By the time he swallows and comes up for air, he’s back ragging on Dana. “She’s angry that they haven’t come through on their promises. She wants me to talk to Tolt. Press him to get the big civil cases. Like he’s gonna turn these over to me. He hates my ass.”

“Why?”

“I don’t know.”

“There must be a reason?”

“Hey, you know me. Even-tempered. Easy-goin’. I get along with everybody. I’m learning how to climb the corporate rungs. You may not believe it, but I’m becoming discreet, diplomatic, political,” he says.

“Lose your knife in somebody’s back, did you?”

“There you go again. This dog’s tryin’ to learn new tricks and you keep running me down.”

“No, I know this dog. He may be calling it a bush but he’s trying to pee on my leg.”

“How can you say that? There’s talk that some of the partners want to put me on the management committee.”

“I take it these are some of the partners whose pictures are on the walls out there in reception with brackets around the dates under their names?”

“I’m serious,” he says.

“I know you’re serious. It’s their mental state I’m worried about. If they’re serious, they’re in the grips of dementia.”

“You think so?”

“Nick, putting you on any committee would be an act of anarchy. The only administrative position for which you’re qualified is emperor, and that would only work in hell and then only if there were bars on the windows.”

He laughs. “Well, they’re thinking about it. Tolt’s the only one standing in the way.

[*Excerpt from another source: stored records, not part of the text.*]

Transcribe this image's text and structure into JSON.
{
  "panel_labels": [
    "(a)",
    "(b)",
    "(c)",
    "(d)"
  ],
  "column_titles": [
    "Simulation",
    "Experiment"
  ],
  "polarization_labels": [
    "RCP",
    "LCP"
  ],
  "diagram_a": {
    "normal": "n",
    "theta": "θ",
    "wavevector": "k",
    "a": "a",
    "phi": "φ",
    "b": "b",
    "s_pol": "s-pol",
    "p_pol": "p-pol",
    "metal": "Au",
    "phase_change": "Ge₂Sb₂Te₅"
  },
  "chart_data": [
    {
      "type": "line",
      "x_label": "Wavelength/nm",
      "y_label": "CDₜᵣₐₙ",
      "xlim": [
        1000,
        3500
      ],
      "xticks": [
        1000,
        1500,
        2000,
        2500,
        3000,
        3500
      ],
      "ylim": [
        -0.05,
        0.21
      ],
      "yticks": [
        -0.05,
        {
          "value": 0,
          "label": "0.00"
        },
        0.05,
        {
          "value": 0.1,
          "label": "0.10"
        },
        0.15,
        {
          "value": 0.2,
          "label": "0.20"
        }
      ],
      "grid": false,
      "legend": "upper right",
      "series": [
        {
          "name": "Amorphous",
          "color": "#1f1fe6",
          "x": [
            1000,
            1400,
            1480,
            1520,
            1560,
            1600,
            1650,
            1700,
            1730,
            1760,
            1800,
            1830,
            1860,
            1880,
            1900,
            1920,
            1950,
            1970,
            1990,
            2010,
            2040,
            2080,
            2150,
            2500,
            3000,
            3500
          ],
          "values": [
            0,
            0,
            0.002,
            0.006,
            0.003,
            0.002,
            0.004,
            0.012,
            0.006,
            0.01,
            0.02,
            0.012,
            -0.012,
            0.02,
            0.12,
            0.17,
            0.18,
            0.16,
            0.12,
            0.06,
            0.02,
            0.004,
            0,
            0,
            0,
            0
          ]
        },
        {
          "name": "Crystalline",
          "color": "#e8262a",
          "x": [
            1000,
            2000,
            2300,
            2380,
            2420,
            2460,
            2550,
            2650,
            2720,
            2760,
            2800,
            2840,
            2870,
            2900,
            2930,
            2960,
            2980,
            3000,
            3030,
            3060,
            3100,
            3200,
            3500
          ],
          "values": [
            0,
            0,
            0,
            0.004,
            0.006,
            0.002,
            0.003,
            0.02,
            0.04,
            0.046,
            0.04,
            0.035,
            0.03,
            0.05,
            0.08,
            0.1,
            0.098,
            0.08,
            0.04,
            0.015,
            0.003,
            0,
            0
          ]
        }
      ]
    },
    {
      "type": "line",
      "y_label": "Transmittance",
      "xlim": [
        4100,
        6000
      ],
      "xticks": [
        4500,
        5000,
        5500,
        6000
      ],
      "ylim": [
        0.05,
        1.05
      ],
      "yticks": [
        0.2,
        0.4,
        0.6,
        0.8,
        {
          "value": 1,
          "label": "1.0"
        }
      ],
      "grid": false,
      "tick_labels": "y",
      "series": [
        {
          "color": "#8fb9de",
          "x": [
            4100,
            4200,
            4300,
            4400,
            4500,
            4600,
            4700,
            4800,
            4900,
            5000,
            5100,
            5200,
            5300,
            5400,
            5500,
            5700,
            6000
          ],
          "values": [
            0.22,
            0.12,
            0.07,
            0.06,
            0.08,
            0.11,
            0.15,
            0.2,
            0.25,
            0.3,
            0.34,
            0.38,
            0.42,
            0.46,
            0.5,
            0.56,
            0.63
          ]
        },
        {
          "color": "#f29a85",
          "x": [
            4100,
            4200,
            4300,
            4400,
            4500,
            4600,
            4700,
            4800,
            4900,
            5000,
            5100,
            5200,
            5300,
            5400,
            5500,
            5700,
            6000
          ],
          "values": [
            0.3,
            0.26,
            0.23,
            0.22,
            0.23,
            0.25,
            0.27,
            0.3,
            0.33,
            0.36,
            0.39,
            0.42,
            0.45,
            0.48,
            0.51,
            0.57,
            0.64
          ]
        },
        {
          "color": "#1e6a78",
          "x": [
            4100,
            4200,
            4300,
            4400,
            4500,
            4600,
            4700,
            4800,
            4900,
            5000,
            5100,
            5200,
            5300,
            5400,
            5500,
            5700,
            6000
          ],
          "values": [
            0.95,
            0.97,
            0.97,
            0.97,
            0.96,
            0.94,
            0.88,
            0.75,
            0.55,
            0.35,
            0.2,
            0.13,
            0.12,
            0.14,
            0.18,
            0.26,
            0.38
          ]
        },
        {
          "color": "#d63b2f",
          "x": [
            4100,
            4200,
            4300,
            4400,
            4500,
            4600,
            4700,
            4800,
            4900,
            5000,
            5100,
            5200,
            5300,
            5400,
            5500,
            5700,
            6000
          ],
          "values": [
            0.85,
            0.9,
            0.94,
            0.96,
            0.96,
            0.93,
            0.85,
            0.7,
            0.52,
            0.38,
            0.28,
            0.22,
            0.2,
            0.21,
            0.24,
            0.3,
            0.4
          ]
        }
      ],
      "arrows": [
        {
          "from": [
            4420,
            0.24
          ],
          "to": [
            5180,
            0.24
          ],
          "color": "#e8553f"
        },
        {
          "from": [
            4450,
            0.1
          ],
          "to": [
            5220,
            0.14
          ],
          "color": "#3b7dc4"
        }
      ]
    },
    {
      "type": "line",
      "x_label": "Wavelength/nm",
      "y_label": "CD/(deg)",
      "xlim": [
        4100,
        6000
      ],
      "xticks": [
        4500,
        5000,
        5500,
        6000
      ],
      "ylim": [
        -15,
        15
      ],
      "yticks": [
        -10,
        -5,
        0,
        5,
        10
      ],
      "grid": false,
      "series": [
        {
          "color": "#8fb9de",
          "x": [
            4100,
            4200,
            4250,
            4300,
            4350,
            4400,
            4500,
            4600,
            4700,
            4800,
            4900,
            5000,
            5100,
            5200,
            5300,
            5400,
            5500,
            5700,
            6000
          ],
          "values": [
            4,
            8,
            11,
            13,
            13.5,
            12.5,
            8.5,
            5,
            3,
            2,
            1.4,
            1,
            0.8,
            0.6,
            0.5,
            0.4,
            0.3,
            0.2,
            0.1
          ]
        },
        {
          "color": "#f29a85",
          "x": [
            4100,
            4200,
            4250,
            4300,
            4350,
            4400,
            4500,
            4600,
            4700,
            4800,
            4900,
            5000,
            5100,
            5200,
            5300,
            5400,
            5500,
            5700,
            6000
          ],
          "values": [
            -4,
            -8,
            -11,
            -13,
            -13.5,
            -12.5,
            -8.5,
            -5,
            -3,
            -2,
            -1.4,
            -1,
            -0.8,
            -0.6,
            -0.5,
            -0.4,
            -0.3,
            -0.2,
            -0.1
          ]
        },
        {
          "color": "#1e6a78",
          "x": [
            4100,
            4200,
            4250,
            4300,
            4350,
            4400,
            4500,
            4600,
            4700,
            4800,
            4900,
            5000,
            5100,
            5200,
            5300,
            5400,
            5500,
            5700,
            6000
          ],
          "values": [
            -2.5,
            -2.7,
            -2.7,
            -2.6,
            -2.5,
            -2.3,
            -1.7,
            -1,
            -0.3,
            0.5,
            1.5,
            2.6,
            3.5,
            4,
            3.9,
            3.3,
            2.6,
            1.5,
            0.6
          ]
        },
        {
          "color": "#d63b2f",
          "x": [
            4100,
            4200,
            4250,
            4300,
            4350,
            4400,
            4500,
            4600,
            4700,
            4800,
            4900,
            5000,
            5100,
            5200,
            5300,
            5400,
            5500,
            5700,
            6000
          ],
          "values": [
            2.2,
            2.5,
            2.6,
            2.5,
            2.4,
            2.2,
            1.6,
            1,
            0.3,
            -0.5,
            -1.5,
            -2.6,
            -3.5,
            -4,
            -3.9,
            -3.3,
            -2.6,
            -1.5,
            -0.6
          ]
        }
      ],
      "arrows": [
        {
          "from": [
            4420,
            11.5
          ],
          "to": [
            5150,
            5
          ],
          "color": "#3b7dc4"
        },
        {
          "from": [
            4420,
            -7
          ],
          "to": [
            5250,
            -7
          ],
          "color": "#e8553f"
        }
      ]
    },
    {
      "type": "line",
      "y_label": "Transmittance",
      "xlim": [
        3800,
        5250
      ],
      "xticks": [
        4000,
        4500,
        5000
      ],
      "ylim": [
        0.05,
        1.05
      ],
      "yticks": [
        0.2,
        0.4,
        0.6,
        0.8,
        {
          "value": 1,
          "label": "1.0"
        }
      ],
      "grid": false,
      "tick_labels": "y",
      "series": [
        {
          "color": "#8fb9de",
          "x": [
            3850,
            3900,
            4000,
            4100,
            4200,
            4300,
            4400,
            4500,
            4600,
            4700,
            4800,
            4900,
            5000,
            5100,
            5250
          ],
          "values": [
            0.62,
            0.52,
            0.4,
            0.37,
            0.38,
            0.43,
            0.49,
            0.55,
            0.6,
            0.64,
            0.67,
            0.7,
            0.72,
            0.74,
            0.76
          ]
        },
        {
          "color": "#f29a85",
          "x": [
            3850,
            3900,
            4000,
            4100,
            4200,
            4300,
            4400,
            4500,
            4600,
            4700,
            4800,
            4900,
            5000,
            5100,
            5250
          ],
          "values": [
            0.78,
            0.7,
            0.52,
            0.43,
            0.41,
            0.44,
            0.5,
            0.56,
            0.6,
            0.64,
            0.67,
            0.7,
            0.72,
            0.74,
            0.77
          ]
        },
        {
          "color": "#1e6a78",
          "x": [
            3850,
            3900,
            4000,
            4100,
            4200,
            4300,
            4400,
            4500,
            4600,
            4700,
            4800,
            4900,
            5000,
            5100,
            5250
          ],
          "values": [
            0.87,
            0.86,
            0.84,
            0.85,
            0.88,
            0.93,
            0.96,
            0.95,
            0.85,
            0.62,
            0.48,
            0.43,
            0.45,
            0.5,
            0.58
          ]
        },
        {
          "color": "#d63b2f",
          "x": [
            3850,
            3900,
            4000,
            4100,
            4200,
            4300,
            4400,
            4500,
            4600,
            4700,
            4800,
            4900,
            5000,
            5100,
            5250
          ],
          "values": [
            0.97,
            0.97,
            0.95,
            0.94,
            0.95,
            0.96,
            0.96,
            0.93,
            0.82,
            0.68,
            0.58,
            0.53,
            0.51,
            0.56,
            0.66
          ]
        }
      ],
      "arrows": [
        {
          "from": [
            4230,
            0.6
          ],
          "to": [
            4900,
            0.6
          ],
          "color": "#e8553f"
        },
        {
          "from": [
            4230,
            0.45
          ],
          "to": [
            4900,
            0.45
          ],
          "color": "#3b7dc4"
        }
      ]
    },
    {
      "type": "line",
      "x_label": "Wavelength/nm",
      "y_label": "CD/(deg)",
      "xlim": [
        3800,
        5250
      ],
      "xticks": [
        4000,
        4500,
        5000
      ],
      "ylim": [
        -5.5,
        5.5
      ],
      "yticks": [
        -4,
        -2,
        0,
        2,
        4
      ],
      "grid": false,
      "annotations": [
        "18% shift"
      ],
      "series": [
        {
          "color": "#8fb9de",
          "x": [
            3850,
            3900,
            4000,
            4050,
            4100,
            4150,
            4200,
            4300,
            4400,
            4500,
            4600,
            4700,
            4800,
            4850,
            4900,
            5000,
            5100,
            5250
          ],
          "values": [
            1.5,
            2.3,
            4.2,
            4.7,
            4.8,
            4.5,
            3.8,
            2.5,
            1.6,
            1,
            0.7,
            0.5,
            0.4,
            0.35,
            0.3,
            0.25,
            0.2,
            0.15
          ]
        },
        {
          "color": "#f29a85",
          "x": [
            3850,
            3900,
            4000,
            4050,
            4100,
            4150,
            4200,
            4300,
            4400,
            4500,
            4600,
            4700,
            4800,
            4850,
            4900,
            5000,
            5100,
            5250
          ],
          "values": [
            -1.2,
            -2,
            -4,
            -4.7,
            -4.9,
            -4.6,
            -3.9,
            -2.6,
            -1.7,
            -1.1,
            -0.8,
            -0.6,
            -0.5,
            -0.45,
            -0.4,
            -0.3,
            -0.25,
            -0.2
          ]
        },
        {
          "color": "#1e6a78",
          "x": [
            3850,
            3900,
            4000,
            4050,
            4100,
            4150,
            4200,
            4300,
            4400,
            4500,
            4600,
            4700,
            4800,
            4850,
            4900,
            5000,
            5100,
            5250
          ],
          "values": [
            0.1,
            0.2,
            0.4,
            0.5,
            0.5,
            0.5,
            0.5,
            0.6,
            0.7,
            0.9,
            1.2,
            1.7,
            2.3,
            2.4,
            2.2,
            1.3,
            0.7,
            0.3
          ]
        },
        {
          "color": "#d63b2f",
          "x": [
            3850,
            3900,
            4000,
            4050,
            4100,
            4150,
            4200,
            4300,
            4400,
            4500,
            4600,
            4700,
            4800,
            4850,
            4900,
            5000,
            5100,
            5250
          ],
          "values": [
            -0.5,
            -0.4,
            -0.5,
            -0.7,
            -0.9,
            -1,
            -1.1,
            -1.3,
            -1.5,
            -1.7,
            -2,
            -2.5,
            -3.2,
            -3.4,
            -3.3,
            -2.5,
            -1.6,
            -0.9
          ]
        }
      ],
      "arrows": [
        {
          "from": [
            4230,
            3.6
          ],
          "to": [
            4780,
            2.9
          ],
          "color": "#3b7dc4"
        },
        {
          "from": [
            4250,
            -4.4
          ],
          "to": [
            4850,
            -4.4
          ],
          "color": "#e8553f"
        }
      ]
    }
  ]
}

From what I hear, half the partners in the firm are ready to walk.” He says it with a little glee as if burning his own place of employment to the ground is his ultimate objective. Nick gets off on blood, especially if it’s somebody else’s.

“Don’t say you heard it here, but they’re pissed at him.” He’s talking about Tolt. “Rumor is there will be no year-end bonuses. He wants to plough everything into a new branch office in Chicago. They’re already overextended. That’s what happens when you grow too fast,” he says. “I stay here long enough and Tolt starts doing some creative accounting, I might pick him up as a client.”

Nick is having fantasies. Adam Tolt is the firm’s managing partner, for all intents the CEO, Yahweh, the higher power of what is now Nick’s universe. He chairs a management committee, but according to anyone who knows Tolt, he’s the man who makes the decisions. He is on a dozen corporate boards, two of the companies that make up Dow-Jones.

“So what did you tell Dana?”

“I told her I’m working on it. Have a little patience. Everything comes to those who wait.”

“Is that something else your father told you?”

“Read it on some guy’s toe tag at the morgue. He was sitting on the tracks when a train hit him, and all they could find was his foot.”

I know the story to be true. Coroner’s bedside manner.

“Besides, I’ve got a few irons in the fire.”

“What?”

“Can’t talk about them right now.” With Nick, it’s always the big mystery. The next major coup in his life.